Four-step constant voltage operation of hybrid capacitive deionization with composite electrodes for bifunctional deionization and lithium recovery

Abstract

Efficient recovery of valuable resources from wastewater has emerged as a critical challenge in the era of carbon neutral society. Capacitive deionization (CDI) has been employed in electrochemical lithium recovery (ELR) processes based on selective Li+ intercalation to LiMn2O4 (LMO). We herein propose a four-step constant voltage operation (forward/zero/reverse/zero) of bifunctional hybrid CDI to produce deionized water as well as Li+-rich concentrate within a cycle.

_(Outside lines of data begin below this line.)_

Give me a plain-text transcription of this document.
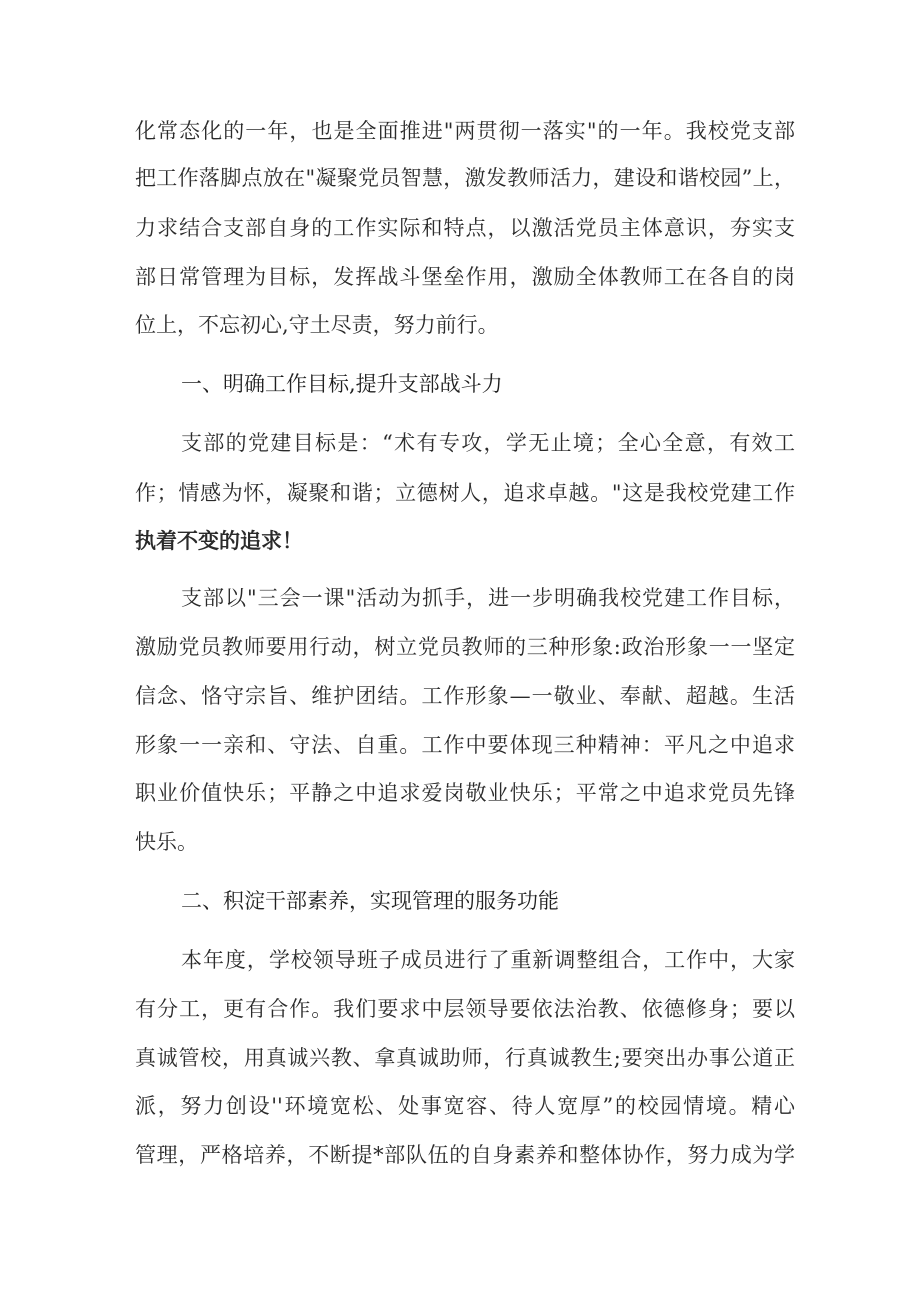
化常态化的一年，也是全面推进"两贯彻一落实"的一年。我校党支部
把工作落脚点放在"凝聚党员智慧，激发教师活力，建设和谐校园”上，
力求结合支部自身的工作实际和特点，以激活党员主体意识，夯实支
部日常管理为目标，发挥战斗堡垒作用，激励全体教师工在各自的岗
位上，不忘初心,守土尽责，努力前行。
一、明确工作目标,提升支部战斗力
支部的党建目标是：“术有专攻，学无止境；全心全意，有效工
作；情感为怀，凝聚和谐；立德树人，追求卓越。"这是我校党建工作
执着不变的追求！
支部以"三会一课"活动为抓手，进一步明确我校党建工作目标，
激励党员教师要用行动，树立党员教师的三种形象:政治形象一一坚定
信念、恪守宗旨、维护团结。工作形象—一敬业、奉献、超越。生活
形象一一亲和、守法、自重。工作中要体现三种精神：平凡之中追求
职业价值快乐；平静之中追求爱岗敬业快乐；平常之中追求党员先锋
快乐。
二、积淀干部素养，实现管理的服务功能
本年度，学校领导班子成员进行了重新调整组合，工作中，大家
有分工，更有合作。我们要求中层领导要依法治教、依德修身；要以
真诚管校，用真诚兴教、拿真诚助师，行真诚教生;要突出办事公道正
派，努力创设''环境宽松、处事宽容、待人宽厚”的校园情境。精心
管理，严格培养，不断提*部队伍的自身素养和整体协作，努力成为学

Especially, selective Li+ enrichment was possible without influent replacement since adsorption of competing ions and liberation of Li+ could occur simultaneously. This unique performance was enabled by composite electrodes on capacitive activated carbon cloth (ACC) impregnated with redox-active materials; LMO@ACC and Ag@ACC. Together with material characterization and electroanalysis on the composite electrodes, deionization (step 1; forward voltage) and Li+ enrichment (step 3; reverse voltage) by assembled LMO@ACC//Ag@ACC cell were evaluated by single pass experiments with binary NaCl and LiCl solution (10 mM each). Besides, a multi-stage operation with internal recycle confirmed long-term stability and continuous increase of Li purity for practical implementation. The advanced bifunctional CDI (ELR coupled with water treatment) paved a way to advance the resource recycle from wastewater.